主な業務

全羅北道東部地域における伽耶文化に関する総合学術研究

国立完州文化財研究所は全羅北道地域における伽耶文化の実体を解明すべく、「全羅北道東部地域伽耶文化総合学術研究」を進めている。全羅北道地域は地形上、東部山岳地域と西部平野地域に大別することができる。中でも、南原(ナムォン)と長水(チャンス)を中心とする東部地域は、これまであまり注目されてこなかった「伽耶文化」が発達した地域である。 本研究は、古代文化のアイデンティティを研究するとともに、近年嶺南(ヨンナム)地域と湖南(ホナム)地域の和合を象徴する共通の文化遺産に関する研究に関心が寄せられ、湖南の伽耶遺跡研究が本格的に開始されることとなった。 2019年には、従来の研究機関である「国立羅州文化財研究所」が進めていた南原・清渓里(チョンゲリ)「清渓古墳群発掘調査」を共同で行っている。同遺跡は、月山里(ウォルサンリ)古墳群、酉谷里(ユゴンリ)と斗洛里(トゥランリ)古墳群など、雲峰(ウンボン)高原・阿英(アヨン)盆地一帯の主な古墳群が眺望できる稜線の裾に位置している。3基の石槨墓が山の尾根に隣接して「T」字型に造成されているが、残念ながら主要遺物が盗掘されている状態である。ところが、発掘調査により阿羅伽耶関連の車輪装飾土器、大伽耶系器臺と高杯、倭との交流を示す木製櫛など、様々な遺物が出土しており、古墳群の築造と関連する様々な情報を収集することによってこの一帯の伽耶古墳文化が理解できる主要な資料を確保することができた。 今後、伽耶古墳群をユネスコ世界遺産に登録する上で注目を集めている南原・酉谷里と斗洛里古墳群の発掘調査及び遺跡の範囲を確認するための学術研究、全羅北道所在の伽耶遺跡の分布に関する調査を進める計画である。調査の成果を広く発信し、遺跡の保存・管理のための政策支援を行うなど、全羅北道・伽耶遺跡の実態の把握・保存、並びに活用のために最善を尽くす所存である。

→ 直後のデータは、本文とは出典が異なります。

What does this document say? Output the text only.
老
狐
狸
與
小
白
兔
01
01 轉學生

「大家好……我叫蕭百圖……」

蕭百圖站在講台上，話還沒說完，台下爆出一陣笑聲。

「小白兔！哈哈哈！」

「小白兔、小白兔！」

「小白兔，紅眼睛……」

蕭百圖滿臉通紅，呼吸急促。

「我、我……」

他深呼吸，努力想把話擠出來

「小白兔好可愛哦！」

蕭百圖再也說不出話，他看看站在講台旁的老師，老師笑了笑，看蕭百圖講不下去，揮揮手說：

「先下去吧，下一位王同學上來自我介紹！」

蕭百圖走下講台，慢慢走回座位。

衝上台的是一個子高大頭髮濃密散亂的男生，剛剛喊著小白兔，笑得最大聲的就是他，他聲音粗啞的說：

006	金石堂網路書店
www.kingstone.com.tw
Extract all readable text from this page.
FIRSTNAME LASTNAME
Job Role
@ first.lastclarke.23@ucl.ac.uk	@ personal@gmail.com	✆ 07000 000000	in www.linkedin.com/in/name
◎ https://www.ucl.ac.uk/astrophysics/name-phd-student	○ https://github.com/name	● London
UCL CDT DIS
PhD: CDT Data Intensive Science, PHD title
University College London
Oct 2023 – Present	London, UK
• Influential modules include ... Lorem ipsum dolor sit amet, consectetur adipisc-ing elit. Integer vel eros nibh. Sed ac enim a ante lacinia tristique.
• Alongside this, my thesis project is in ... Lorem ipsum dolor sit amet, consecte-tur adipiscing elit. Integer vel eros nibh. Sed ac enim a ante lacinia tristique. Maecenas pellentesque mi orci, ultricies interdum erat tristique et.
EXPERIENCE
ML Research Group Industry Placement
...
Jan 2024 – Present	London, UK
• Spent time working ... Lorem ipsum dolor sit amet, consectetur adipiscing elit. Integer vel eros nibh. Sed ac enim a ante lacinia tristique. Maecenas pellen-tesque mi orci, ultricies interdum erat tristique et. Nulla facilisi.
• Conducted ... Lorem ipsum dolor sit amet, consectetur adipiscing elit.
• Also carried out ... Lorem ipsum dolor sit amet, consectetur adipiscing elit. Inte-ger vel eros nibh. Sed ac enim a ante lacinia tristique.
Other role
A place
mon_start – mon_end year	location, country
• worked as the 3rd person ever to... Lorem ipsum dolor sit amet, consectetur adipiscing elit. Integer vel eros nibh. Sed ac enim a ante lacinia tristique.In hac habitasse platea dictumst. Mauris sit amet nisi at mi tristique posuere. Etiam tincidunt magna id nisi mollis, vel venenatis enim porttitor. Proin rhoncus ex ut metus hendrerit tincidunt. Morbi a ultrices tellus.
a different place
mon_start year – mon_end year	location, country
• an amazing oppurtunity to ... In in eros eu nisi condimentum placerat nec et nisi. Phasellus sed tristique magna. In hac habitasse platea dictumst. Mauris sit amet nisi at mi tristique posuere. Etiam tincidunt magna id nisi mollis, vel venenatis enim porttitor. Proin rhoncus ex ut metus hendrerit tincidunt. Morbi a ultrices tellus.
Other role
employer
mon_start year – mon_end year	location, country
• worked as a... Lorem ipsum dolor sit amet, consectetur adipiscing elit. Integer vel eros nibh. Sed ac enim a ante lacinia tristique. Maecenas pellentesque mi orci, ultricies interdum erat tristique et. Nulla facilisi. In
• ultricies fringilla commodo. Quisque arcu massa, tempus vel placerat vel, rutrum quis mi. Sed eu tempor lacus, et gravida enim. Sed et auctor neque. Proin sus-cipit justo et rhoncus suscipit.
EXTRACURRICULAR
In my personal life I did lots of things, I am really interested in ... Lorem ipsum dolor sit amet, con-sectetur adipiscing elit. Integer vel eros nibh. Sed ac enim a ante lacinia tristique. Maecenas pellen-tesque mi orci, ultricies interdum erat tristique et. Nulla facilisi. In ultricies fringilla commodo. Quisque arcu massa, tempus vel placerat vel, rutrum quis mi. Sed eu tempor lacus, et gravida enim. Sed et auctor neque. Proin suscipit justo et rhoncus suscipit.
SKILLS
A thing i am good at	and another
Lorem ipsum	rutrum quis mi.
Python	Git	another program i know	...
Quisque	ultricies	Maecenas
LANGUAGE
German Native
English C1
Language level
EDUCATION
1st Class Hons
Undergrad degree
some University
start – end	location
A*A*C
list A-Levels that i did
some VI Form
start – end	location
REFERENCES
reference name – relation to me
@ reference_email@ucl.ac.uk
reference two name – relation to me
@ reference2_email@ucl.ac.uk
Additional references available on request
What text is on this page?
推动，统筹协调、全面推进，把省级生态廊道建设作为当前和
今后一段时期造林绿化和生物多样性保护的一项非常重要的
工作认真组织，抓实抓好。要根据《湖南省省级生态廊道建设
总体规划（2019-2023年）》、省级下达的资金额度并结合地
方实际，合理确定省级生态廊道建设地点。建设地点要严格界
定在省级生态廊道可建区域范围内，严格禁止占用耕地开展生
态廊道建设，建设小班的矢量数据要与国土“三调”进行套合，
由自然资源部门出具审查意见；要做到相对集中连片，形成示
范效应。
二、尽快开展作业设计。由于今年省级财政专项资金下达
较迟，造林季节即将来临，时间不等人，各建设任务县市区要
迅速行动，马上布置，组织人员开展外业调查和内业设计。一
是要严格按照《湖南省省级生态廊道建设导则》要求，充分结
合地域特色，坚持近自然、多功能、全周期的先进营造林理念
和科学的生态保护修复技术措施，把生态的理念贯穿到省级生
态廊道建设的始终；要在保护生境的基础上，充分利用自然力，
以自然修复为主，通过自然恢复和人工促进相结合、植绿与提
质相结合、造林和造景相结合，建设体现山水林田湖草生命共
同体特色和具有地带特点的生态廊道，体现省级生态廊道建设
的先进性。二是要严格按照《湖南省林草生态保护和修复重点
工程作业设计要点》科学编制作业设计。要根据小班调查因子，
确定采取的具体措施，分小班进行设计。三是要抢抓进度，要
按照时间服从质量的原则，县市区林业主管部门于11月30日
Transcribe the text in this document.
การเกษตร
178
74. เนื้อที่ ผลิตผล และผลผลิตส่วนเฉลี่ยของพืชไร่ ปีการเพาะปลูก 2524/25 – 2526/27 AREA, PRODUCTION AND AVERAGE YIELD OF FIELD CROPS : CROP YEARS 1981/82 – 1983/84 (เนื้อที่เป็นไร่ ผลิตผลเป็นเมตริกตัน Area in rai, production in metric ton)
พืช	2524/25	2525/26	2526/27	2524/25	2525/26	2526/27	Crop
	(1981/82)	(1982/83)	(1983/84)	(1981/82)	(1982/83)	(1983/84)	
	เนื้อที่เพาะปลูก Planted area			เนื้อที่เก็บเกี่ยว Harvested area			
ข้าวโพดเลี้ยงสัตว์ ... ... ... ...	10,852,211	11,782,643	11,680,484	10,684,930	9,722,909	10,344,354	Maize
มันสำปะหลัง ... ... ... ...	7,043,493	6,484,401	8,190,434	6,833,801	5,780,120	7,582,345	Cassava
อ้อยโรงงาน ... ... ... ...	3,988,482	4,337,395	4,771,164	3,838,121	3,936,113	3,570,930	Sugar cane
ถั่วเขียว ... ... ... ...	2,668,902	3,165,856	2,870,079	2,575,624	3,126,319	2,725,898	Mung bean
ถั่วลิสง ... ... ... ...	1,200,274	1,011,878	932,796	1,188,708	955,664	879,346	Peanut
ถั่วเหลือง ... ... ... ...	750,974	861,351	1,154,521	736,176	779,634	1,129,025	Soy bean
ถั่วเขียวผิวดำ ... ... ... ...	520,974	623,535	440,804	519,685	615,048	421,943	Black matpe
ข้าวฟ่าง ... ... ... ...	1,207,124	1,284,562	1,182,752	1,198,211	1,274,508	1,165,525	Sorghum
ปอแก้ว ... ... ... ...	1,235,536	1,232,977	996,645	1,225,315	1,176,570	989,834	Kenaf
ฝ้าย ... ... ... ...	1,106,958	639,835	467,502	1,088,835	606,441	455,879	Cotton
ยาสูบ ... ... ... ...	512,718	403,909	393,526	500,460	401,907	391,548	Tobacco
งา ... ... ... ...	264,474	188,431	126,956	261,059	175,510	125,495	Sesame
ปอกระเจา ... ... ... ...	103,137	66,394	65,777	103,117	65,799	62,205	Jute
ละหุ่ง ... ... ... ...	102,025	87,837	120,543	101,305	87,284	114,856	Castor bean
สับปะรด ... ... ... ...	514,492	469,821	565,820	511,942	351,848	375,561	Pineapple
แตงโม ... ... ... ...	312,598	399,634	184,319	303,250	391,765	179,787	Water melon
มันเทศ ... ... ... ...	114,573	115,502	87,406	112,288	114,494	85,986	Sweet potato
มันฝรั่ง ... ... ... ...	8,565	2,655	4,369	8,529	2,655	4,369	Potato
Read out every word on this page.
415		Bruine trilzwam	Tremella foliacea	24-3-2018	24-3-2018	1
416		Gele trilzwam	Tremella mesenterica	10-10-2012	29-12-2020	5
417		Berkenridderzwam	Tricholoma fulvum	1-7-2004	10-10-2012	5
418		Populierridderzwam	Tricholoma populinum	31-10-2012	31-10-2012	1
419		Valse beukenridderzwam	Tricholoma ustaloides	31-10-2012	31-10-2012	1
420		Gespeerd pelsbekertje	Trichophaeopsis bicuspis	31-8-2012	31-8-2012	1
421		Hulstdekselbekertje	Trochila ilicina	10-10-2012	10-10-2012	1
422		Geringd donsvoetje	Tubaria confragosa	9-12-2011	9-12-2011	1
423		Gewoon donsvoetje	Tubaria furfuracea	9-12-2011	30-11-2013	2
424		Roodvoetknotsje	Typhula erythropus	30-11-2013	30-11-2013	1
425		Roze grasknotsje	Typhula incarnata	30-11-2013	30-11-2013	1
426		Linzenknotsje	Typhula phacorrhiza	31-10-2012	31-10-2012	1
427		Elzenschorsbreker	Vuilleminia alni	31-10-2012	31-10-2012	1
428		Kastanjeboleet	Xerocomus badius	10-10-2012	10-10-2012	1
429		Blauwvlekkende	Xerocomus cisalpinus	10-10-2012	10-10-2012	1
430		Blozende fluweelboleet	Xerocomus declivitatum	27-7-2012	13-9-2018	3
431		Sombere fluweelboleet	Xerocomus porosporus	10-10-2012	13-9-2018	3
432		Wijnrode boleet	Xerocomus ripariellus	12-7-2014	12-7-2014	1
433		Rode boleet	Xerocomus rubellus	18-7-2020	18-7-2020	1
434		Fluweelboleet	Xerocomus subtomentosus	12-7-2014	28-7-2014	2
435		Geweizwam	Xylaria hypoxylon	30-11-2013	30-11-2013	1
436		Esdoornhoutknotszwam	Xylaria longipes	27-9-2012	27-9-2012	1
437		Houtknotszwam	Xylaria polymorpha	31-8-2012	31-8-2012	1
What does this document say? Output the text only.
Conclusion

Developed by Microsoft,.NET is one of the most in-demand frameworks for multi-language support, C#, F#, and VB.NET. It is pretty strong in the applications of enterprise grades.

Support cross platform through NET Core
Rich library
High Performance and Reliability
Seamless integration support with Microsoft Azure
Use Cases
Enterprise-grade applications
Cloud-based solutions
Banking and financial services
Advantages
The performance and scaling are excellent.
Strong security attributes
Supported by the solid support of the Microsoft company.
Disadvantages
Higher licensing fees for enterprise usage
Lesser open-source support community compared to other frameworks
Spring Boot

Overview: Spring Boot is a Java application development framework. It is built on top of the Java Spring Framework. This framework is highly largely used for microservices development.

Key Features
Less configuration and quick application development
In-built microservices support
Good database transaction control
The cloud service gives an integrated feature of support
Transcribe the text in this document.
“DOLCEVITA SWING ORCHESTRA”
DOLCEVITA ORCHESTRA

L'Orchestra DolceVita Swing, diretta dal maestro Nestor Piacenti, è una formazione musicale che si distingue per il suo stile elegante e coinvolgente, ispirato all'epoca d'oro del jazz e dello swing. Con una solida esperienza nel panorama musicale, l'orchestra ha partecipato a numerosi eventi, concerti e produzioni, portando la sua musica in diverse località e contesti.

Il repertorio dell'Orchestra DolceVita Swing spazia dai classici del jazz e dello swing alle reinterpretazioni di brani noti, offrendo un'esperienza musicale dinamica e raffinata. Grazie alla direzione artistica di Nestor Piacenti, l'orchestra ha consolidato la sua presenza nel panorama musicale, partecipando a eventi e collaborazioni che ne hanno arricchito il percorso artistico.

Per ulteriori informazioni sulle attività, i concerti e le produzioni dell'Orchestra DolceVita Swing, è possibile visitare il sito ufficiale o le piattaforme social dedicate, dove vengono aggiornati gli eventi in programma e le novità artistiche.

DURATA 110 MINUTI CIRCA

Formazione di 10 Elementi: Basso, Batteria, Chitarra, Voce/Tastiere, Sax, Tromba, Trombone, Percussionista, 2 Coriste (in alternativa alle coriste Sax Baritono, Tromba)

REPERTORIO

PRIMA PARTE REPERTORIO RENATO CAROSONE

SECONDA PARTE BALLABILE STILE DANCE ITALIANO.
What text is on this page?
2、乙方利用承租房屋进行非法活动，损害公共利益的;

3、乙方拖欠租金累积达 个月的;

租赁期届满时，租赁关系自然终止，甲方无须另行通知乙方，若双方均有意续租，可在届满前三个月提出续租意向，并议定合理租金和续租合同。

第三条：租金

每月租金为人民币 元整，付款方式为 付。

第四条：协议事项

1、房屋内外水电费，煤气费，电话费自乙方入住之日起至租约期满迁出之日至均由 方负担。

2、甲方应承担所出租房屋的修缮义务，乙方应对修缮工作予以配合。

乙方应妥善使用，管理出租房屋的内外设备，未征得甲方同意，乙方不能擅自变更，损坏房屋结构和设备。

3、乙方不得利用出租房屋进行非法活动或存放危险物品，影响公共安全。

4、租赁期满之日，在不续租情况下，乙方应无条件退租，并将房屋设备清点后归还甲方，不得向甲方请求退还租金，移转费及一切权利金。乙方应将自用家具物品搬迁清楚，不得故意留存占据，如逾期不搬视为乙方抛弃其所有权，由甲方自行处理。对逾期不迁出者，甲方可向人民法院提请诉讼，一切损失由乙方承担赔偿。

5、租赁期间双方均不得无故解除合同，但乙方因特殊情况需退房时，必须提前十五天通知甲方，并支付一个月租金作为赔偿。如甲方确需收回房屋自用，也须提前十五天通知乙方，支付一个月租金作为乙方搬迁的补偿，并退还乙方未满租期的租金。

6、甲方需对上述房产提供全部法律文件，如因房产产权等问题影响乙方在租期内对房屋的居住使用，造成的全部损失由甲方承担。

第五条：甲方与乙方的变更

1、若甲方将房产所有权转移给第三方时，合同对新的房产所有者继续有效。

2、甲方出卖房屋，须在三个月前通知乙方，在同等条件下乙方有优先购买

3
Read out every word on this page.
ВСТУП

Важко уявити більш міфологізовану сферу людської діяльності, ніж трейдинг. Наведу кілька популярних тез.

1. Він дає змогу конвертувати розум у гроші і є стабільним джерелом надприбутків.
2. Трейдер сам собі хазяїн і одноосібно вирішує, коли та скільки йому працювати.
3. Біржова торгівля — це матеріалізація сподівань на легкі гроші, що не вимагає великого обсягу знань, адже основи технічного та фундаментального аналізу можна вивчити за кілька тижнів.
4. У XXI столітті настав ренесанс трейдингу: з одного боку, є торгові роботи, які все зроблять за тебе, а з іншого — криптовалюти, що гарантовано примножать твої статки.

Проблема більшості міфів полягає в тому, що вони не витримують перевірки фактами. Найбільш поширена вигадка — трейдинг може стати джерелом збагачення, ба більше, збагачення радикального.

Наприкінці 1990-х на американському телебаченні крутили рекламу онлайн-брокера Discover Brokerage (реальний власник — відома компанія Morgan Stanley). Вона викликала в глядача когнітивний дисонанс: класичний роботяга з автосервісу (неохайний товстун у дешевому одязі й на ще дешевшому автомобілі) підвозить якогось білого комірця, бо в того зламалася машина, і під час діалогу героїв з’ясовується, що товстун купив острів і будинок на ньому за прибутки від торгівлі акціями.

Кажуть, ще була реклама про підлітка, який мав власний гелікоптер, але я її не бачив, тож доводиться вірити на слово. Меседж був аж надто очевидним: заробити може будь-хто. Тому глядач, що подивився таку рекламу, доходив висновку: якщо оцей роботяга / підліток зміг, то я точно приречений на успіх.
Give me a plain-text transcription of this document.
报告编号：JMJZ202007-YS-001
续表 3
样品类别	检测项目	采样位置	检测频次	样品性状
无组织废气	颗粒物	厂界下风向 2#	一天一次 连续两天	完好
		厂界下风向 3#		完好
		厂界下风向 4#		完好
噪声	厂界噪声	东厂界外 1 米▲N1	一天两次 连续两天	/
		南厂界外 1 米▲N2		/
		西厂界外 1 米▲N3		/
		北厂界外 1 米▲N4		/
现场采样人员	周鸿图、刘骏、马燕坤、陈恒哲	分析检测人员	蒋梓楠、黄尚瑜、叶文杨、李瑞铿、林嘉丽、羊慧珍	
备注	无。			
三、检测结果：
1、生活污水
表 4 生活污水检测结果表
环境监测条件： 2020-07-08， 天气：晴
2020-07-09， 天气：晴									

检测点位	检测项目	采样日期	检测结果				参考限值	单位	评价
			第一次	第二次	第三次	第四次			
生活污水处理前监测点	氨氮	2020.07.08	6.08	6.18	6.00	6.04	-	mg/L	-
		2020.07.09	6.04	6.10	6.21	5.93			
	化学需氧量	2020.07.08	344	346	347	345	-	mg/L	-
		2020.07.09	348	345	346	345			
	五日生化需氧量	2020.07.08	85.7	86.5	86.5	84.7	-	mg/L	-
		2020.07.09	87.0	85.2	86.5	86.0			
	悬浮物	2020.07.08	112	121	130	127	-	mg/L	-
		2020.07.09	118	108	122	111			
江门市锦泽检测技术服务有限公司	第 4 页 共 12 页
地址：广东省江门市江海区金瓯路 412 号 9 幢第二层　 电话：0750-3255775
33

万頃江(マンギョンガン)流域における古代文化の総合学術研究

国立完州文化財研究所は、全羅北道西部地域における古代文化の実態を究明すべく、「万頃江流域における古代文化の総合学術研究」を進めている。万頃江流域は、全羅北道北部を東西に流れる河川流域であり、先史時代から青銅器文化が発展した地域であると同時に、古朝鮮などから鉄器文化が流入するなど、馬韓と百済まで繋がる文化の漸移地帯である。これらの先進文物が流入する地域という関係性に基づいて自然と文化が発達した、一つの古代文化圏として見ることができる。 特に、「全羅北道革新都市づくり」の過程で、いくつかの遺跡が発見されたが、特に関心が寄せられたのは、完州・葛洞(カルドン)遺跡である。土坑墓内から出土した細形銅剣の鋳型や青銅鏡などの遺物は、その価値を認められ、2019年6月に銅剣と鋳型が宝物に、細文鏡(青銅鏡)が宝物に指定された。 今後、同研究所では古代文化の中核であった万頃江流域を中心に、先史時代から馬韓文化等に関する総合学術調査・研究を進めていく計画である。これを受け、完州・葛洞遺跡など重要遺跡に対する発掘調査や現地の地表調査などを計画しており、古代鉄器、青銅器、琉璃などの文化が流入した海上交易の中核地域として、遺物の流入経路などについても研究を深めていく方針である。

全羅北道近現代建築遺産に関する調査・研究

国立完州文化財研究所は、全羅北道地域における建築文化遺産を保存すべく、「全羅北道近現代建築遺産の調査・研究」を進めている。 韓国は20世紀、産業化とセマウル運動を経て多くの近現代建築遺産が経済発展の名目の下、綿密な調査・研究のない状態で失ってしまった。今からでも、国の機関による調査・研究が早急に行われるべきである。 現在まで全羅北道地域における指定されていない近現代建築遺産の調査は、2006年、非指定建造物文化財、2013年から2017年までは建築家の作品、行政施設、スポーツ施設、教育施設などを対象にリスト化されてきたが、これは台帳を基盤にした選択による調査か、あるいは大型建物を中心に調査され、実際、邑・面のような小さい町単位に散在する中小規模の建築遺産の調査は、不十分な状態である。 これを受け、同研究所は、台帳基盤でなく、村単位の現場調査を行い、高架道路、楼(閣)、宗教・業務・商業など中小規模の建築遺産を一斉に調査するとともに、文化財登録のための記録化も同時に進める予定である。